A greater proportion of patients who received bendamustine-rituximab required ≥1 subsequent treatments following disease progression compared with those who received venetoclax-rituximab (46.7 percent vs 13.9 percent).
A well-tolerated regimen
While neutropenia incidence was higher in venetoclax-rituximab compared with bendamustine-rituximab recipients (58.8 percent vs 39.9 percent), febrile neutropenia and pneumonia were rare and occurred at a lower rate in venetoclax-rituximab recipients (3.6 percent vs 9.6 percent [febrile neutropenia] and 5.2 percent vs 8.0 percent [pneumonia]). However, Seymour pointed out that the adverse event (AE) reporting period was longer in the venetoclax-rituximab than the bendamustine-rituximab arm. Grade 3–4 AEs were infrequent during the venetoclax monotherapy period (11.7, 2.9, and 1.8 percent for neutropenia, anaemia, and thrombocytopenia, respectively), with two episodes of pneumonia and none of febrile neutropenia. There was also no difference between venetoclax-rituximab and bendamustine-rituximab recipients with regard to Richter’s transformations (3.6 percent vs 3.2 percent).

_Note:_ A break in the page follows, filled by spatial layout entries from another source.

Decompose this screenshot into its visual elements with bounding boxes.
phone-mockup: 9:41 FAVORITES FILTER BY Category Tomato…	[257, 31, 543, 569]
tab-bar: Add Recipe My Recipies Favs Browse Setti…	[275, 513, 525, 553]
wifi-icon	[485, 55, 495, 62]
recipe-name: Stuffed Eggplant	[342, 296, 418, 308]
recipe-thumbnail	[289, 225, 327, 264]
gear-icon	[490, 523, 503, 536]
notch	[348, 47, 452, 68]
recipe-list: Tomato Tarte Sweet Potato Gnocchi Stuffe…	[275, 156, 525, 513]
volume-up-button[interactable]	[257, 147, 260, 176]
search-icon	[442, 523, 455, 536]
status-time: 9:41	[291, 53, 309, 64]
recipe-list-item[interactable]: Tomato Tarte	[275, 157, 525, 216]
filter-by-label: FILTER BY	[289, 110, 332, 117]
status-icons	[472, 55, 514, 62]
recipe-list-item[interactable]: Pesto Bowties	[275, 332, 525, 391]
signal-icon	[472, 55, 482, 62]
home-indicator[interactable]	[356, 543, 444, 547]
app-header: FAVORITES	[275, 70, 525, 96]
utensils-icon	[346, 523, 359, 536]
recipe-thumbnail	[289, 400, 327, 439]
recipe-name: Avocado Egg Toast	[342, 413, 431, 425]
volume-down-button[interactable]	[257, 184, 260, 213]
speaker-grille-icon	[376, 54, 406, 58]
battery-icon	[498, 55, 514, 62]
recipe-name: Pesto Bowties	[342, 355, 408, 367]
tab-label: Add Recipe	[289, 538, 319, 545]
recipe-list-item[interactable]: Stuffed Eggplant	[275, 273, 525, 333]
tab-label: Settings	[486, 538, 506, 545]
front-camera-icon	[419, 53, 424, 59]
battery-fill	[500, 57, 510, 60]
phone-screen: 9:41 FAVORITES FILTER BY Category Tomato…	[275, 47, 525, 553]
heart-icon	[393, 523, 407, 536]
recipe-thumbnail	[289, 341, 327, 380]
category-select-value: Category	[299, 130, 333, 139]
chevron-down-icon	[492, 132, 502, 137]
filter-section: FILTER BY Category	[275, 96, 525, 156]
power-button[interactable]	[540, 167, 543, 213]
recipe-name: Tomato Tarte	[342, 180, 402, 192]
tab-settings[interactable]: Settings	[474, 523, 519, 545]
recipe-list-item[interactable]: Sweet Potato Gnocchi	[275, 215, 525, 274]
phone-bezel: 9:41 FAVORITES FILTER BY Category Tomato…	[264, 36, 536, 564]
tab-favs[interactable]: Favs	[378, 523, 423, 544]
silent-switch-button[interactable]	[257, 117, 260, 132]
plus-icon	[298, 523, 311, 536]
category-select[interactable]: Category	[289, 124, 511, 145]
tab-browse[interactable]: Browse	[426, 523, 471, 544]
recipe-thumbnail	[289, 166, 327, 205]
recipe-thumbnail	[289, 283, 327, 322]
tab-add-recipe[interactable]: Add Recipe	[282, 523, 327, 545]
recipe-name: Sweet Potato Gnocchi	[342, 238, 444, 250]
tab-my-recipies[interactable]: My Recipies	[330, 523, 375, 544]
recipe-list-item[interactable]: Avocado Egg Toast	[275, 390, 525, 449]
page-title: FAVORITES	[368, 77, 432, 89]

“Overall, these data establish the feasibility and support the clinical utilization of fixed-duration venetoclax-rituximab for the majority of patients with relapsed/refractory CLL,” he said.
“Continuous exposure to single-agent venetoclax may lead to issues of resistance so my personal view is that aiming to achieve a time-limited therapy with combination targeted agents is desirable and a deep remission is necessary to allow cessation,” said Seymour. However, the right treatments and corresponding durations remain to be seen, he said.